Crypto

Lavagem de dinheiro – O argumento furado para a regulamentação dos criptoativos

Um dado bastante interessante divulgado esta semana pelo site analítico Chainalysis Reactor mostra que o Estado não tem fundamento para acusar os criptoativos de serem um meio propício à expansão da criminalidade financeira.

Umas das maiores preocupações dos Governos é que os criptoativos sejam vastamente utilizados para a lavagem de dinheiro.

As acusações neste sentido também pairam sobre os Legisladores anti-criptoativos.

Neste sentido, a Chainalysis Reactor implementou métodos quantitativos bastante precisos de algoritmos que permitem contextualizar os dados de transações cripto, e assim quantificar de forma pontual os tipos de crimes que dominam este vasto ecossistema.

Desta forma foi publicado o dado de que de 2017 a 2019 apenas 1,1% das transações cripto foram utilizadas de forma obsoleta.

O dado engloba as instituições fraudulentas que receberam e/ou enviaram criptoativos.

A análise incluiu boa parte dos principais criptoativos existentes no mercado à época, como o Bitcoin, Ethereum, e Litecoin, entre outros; mas também stablecoins como o Tether, PAX, e USDC.

Várias empresas que trabalham com criptomoedas, principalmente nos Estados Unidos e no Reino Unido têm enfrentado fortes inferências legais, principalmente no que diz respeito ao controle de usuários e o combate À lavagem de dinheiro, como as obrigatoriedades de implementação dos sistema de KYC/AML.

Entretanto, muitas personalidades do mundo cripto contestam estas normativas unilaterais uma vez que o dinheiro FIAT é vastamente utilizado em diversos crimes e não possuem qualquer tipo de controle ou sistema anti-crime implementado.

E isto está longe de ser uma empreitada dos Bancos Centrais espalhados pelo mundo.

Muito pelo contrário, as transações do mundo cripto podem ser rastreadas por terem código aberto, na grande maioria dos casos.

Já papel moeda não possui nenhuma forma de rastreamento, e está amplamente envolvido na maioria dos crimes financeiros.

Não apenas, cheques e principalmente as transações bancárias para paraísos fiscais passam desapercebido pelos Órgãos de proteção e combate aos crimes financeiros.

Em seu início, o Bitcoin foi muito difamado e relacionado ao comércio de entorpecentes, mas nunca nada se falou ou fez contra o uso de dinheiro FIAT que ó que de fato movimenta este marcado.

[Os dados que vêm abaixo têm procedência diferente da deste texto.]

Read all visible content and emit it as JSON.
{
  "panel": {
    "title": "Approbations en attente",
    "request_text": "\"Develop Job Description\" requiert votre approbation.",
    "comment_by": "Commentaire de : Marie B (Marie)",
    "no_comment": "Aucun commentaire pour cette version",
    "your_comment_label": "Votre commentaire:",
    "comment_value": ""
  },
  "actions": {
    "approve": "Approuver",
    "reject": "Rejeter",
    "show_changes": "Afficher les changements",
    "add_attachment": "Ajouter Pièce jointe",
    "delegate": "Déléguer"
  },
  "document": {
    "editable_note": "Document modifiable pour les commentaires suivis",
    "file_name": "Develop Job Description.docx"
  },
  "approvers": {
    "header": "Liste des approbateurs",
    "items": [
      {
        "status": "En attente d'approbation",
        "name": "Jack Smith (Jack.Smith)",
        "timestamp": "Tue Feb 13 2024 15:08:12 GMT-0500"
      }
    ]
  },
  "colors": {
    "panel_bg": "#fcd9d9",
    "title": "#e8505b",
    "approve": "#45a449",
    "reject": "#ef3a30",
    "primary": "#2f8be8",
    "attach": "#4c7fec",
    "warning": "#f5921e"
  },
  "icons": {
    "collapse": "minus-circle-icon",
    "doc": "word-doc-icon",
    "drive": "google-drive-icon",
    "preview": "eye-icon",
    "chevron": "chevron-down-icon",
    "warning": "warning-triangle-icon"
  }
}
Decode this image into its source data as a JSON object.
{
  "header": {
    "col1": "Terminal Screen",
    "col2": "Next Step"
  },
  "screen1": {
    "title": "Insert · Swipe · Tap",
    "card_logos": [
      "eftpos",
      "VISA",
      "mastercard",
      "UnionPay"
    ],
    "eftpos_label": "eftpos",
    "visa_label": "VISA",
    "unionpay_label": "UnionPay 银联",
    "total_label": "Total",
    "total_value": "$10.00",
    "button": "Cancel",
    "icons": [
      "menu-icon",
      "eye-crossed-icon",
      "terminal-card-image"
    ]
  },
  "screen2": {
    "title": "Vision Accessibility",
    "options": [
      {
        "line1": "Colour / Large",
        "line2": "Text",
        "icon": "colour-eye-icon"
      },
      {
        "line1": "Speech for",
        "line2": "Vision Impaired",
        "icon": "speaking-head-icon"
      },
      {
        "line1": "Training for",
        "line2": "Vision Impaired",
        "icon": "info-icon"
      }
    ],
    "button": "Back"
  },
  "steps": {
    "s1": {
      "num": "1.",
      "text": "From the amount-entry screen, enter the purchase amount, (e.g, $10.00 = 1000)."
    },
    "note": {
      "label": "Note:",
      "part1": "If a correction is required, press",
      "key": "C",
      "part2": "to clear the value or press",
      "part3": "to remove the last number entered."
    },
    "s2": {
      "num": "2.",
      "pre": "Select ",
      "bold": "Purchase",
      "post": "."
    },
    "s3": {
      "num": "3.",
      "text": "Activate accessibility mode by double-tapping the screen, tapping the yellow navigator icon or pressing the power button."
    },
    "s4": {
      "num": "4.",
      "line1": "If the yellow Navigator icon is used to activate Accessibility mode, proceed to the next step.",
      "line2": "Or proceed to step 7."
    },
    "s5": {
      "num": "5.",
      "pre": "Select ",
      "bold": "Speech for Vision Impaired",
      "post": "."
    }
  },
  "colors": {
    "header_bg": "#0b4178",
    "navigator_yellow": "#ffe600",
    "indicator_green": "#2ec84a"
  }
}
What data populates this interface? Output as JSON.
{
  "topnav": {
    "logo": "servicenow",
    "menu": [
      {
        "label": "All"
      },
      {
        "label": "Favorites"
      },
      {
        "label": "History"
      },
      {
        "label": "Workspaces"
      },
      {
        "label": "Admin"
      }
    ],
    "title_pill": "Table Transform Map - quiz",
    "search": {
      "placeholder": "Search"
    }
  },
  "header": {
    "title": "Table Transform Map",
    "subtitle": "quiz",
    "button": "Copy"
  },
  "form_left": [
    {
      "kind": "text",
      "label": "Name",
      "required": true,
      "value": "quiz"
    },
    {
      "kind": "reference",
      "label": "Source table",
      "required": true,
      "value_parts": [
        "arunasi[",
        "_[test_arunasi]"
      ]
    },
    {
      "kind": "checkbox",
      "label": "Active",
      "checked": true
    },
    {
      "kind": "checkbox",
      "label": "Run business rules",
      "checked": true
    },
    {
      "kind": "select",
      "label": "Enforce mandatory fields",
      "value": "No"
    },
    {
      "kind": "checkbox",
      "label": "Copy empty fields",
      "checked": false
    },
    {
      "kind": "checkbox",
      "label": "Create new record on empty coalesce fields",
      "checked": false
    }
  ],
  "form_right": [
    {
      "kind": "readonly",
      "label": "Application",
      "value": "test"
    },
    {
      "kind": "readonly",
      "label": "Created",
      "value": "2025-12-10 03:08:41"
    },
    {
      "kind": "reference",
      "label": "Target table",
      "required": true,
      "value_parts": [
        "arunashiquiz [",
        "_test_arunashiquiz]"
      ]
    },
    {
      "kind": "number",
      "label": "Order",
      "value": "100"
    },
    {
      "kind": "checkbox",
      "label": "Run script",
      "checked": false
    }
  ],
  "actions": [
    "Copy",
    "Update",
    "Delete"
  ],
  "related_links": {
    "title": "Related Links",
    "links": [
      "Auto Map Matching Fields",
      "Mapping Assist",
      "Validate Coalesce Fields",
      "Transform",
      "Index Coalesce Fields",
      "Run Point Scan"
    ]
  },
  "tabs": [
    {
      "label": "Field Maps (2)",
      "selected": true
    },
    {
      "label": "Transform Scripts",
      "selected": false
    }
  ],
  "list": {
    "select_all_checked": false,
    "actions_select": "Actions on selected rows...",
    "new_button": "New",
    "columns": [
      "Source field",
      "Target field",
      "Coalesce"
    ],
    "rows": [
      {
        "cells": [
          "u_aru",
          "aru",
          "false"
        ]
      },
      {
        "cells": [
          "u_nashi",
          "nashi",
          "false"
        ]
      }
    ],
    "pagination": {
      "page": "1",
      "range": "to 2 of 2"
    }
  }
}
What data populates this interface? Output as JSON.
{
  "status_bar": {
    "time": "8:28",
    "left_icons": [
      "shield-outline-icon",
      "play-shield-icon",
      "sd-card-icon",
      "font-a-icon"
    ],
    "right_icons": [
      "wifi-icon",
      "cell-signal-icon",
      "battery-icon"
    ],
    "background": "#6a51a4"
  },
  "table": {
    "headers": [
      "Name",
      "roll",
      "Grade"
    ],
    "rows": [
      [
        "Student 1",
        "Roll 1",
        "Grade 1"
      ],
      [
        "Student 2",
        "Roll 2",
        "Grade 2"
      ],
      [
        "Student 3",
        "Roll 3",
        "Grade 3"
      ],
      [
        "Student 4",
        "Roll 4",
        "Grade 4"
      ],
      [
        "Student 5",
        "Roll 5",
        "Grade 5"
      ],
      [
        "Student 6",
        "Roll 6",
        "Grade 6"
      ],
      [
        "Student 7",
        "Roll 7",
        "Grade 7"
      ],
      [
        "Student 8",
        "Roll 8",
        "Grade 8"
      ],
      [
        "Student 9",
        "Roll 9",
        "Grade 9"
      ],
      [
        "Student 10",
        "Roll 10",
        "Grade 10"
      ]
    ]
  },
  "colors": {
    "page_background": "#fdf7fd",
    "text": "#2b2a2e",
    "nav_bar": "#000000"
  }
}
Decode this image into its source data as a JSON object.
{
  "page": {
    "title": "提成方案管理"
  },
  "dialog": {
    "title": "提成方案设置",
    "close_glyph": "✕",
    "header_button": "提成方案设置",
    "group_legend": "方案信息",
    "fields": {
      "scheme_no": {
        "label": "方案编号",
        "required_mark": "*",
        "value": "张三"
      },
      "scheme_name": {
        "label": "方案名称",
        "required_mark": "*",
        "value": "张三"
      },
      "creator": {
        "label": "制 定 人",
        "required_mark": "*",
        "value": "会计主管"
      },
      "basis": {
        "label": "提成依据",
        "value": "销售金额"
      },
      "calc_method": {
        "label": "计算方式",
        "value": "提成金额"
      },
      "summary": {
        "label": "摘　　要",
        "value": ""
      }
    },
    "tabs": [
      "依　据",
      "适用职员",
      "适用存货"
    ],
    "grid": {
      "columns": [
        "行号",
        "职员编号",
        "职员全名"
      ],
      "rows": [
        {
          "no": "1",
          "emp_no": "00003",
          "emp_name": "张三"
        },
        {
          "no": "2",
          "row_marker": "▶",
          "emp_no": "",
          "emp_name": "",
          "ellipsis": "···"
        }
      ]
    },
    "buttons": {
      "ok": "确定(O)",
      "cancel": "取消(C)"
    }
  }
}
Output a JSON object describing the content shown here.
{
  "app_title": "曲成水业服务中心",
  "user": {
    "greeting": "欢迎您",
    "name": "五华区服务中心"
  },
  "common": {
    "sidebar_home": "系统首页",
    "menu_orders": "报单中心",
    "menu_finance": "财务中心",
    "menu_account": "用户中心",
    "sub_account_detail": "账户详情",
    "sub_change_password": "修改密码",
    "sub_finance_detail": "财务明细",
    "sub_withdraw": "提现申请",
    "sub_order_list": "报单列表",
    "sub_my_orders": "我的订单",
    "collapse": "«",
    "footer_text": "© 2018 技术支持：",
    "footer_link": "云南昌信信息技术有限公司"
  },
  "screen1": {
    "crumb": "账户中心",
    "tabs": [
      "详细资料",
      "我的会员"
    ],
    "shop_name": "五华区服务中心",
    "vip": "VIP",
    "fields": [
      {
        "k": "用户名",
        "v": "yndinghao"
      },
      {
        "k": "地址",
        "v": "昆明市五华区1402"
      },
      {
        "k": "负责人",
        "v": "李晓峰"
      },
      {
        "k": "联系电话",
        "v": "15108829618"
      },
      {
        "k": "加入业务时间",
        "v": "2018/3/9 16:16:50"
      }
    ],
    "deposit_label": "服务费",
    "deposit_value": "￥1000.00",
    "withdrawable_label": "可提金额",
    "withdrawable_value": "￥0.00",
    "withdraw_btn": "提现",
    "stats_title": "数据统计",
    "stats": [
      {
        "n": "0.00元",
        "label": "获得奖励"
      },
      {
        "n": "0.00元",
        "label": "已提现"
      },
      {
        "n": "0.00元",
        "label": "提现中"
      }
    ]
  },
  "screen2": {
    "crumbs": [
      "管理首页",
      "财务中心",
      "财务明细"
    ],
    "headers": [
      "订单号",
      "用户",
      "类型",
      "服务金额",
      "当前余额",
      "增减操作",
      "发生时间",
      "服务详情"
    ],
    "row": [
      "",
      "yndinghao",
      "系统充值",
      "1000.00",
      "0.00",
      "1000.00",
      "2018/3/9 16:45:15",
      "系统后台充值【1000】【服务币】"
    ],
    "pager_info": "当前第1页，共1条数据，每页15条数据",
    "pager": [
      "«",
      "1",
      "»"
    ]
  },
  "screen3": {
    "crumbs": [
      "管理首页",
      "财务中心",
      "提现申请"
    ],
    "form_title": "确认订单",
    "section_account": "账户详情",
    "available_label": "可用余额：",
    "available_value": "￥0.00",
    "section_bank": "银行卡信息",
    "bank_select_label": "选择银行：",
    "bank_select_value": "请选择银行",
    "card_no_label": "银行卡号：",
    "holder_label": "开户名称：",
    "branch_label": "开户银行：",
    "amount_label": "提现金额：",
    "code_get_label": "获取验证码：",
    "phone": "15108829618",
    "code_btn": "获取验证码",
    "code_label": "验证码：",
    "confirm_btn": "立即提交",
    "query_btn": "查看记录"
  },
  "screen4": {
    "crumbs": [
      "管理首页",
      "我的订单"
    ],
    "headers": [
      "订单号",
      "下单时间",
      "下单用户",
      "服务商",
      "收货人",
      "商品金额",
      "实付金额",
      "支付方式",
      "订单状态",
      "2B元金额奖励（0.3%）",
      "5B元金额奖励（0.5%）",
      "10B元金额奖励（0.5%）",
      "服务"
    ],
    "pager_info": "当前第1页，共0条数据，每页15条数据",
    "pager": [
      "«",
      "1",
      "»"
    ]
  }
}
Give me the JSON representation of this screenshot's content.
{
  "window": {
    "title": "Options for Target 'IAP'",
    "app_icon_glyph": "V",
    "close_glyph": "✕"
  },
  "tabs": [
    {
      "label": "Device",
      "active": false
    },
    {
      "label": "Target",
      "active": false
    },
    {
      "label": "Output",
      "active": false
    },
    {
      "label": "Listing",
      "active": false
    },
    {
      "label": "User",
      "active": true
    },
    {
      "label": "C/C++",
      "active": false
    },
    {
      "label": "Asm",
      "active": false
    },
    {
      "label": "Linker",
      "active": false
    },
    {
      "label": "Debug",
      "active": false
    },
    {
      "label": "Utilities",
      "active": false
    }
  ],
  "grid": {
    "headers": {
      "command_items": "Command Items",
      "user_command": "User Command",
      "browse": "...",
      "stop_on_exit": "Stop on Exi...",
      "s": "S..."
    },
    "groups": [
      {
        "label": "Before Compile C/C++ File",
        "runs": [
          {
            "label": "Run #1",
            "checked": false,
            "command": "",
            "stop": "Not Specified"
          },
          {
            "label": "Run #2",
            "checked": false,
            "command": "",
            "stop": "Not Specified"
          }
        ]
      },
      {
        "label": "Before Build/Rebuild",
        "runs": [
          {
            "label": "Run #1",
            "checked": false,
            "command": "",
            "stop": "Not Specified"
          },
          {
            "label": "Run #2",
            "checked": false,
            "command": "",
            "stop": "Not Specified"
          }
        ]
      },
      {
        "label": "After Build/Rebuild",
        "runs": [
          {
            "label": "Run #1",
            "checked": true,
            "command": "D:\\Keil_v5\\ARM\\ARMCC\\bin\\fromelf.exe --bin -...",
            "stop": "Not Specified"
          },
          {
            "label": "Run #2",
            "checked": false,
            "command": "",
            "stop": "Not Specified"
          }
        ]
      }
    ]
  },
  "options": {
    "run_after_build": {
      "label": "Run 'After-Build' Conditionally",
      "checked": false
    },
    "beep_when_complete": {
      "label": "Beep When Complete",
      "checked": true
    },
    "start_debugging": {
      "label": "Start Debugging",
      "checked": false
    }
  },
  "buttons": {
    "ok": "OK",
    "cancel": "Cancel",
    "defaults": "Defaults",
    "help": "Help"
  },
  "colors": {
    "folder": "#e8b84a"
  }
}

Recentemente a presidente do Banco Central Europeu, Christine Lagarde, pediu aos Governos e legisladores mundiais que regulamentassem os criptoativos com o pretexto de coibir a lavagem de dinheiro.

Trata-se de atitude lamentável porque associa a necessidade ou obrigatoriedade de regulamentação dos criptoativos por motivos obsoletos, e não por motivos saudáveis, embasado na tecnologia inovadora e descentralização financeira que este tipo de ativo está trazendo ao mundo.

Trata-se de atitude tão lamentável, que a Sra. Lagarde deveria estar mais preocupada com os EUA que usou o seu poder de imprimir dinheiro em 2020 para comprar respiradores e máscaras contra a pandemia, sendo desleal assim com os países pobres que não possuem tal condição.

E agora o mesmo está acontecendo com a compra de vacinas e insumos contra o COVID-19, que estão com mais de 98% de seus estoques vendidos a países ricos que estão se propondo a pagar mais caro para terem este privilégio.

A hipocrisia é soberana neste meio que apenas enxerga o que quer.

E dados como este da Chainalysis Reactor mostram às diversas Entidades regulamentadoras que os criptoativos não estão aí para estarem envolvidos com o crime, mas sim, para combatê-lo.

E isto, o Estado não está afim de enxergar.